Exploiting Watermark-Based Defense Mechanisms in Text-to-Image Diffusion Models for Unauthorized Data Usage

TL;DR

This paper introduces RATTAN, a novel method leveraging the diffusion process to enhance watermark robustness in text-to-image models, effectively protecting against unauthorized data usage and surpassing existing defenses.

Contribution

The paper proposes RATTAN, a diffusion-based approach that improves watermark robustness in text-to-image models, addressing limitations of current protection methods.

Findings

Existing protections are vulnerable to RATTAN.

RATTAN effectively preserves high-level features during image generation.

Experiments show RATTAN outperforms state-of-the-art defenses.

Abstract

Text-to-image diffusion models, such as Stable Diffusion, have shown exceptional potential in generating high-quality images. However, recent studies highlight concerns over the use of unauthorized data in training these models, which may lead to intellectual property infringement or privacy violations.
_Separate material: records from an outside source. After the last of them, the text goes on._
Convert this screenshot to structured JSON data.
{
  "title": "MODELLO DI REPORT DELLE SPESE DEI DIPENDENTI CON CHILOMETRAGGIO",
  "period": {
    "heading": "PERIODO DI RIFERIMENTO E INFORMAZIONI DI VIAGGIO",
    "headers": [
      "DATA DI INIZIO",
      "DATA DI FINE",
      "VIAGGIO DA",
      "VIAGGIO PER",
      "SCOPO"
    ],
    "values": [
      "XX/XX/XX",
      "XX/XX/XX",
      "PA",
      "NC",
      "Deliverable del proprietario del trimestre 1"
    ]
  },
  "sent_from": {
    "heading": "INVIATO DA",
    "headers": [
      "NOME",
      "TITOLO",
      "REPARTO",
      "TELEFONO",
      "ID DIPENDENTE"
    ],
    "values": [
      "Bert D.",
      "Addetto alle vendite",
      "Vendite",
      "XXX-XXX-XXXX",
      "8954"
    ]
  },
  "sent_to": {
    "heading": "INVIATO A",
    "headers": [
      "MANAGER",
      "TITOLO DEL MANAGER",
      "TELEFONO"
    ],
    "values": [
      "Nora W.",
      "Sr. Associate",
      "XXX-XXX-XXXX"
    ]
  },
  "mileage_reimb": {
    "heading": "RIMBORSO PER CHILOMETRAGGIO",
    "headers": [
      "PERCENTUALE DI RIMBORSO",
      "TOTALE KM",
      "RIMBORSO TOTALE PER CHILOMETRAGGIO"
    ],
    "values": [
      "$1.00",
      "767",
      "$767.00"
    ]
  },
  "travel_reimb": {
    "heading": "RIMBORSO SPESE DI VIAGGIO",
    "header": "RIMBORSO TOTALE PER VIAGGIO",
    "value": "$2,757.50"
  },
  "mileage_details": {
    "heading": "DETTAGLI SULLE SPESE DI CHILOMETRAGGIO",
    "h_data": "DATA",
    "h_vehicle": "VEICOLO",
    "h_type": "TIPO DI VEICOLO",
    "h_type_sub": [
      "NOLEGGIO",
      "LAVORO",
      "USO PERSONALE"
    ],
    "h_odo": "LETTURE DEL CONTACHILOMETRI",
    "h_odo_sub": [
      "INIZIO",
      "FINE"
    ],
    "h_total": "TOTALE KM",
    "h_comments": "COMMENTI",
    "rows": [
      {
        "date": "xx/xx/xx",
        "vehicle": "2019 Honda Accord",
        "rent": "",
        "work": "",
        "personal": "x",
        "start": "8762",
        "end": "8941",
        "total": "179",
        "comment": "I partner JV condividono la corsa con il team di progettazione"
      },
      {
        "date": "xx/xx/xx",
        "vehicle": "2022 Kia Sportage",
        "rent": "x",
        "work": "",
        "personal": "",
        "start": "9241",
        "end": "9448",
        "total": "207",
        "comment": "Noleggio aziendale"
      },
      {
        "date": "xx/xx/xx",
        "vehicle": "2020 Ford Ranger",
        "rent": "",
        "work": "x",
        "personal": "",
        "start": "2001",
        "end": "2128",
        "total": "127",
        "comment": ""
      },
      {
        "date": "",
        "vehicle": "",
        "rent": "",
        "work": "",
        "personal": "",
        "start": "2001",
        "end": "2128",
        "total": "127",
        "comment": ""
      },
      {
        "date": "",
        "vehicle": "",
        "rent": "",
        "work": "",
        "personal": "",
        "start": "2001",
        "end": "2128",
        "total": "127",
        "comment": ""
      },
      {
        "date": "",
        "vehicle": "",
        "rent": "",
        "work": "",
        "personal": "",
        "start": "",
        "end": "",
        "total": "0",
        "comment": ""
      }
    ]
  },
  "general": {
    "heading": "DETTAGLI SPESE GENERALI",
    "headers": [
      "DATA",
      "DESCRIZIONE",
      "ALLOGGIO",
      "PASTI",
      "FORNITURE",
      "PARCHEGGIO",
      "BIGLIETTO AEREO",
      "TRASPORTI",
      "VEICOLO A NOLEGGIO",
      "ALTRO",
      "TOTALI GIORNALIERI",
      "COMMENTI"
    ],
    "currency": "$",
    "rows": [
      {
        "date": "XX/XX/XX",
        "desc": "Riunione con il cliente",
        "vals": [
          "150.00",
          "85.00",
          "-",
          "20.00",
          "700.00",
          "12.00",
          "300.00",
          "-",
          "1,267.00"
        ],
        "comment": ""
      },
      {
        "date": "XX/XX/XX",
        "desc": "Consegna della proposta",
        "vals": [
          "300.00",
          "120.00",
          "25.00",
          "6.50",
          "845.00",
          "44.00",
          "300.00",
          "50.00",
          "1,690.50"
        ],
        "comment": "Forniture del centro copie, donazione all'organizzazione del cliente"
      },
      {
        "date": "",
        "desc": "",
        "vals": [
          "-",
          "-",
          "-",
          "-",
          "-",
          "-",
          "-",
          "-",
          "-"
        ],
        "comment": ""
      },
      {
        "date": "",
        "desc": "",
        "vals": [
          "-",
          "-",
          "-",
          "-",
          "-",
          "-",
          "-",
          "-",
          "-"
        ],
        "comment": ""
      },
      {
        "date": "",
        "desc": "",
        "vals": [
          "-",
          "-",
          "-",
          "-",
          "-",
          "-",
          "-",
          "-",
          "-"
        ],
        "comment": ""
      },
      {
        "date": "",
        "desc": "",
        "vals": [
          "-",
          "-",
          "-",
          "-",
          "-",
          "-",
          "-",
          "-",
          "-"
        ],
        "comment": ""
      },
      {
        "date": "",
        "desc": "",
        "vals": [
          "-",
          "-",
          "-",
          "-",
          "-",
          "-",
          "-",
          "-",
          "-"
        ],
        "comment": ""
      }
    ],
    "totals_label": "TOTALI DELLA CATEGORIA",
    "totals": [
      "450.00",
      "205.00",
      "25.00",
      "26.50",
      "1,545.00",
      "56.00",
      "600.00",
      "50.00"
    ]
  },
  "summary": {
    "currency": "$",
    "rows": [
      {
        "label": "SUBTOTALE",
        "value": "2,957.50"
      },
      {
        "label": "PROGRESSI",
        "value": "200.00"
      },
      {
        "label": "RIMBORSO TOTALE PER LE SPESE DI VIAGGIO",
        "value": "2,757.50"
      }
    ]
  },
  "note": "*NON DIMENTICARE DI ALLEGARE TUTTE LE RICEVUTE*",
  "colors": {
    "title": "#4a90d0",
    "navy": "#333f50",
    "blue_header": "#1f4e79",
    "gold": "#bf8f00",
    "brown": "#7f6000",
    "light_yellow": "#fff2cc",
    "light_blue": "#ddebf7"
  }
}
A promising approach to mitigate these issues is to apply a watermark to images and subsequently check if generative models reproduce similar watermark features. In this paper, we examine the robustness of various watermark-based protection methods applied to text-to-image models. We observe that common image transformations are ineffective at removing the watermark effect. Therefore, we propose RATTAN, that leverages the diffusion process to conduct controlled image generation on the protected input, preserving the high-level features of the input while ignoring the low-level details utilized by watermarks. A small number of generated images are then used to fine-tune protected models. Our experiments on three datasets and 140 text-to-image diffusion models reveal that existing state-of-the-art protections are not robust against RATTAN.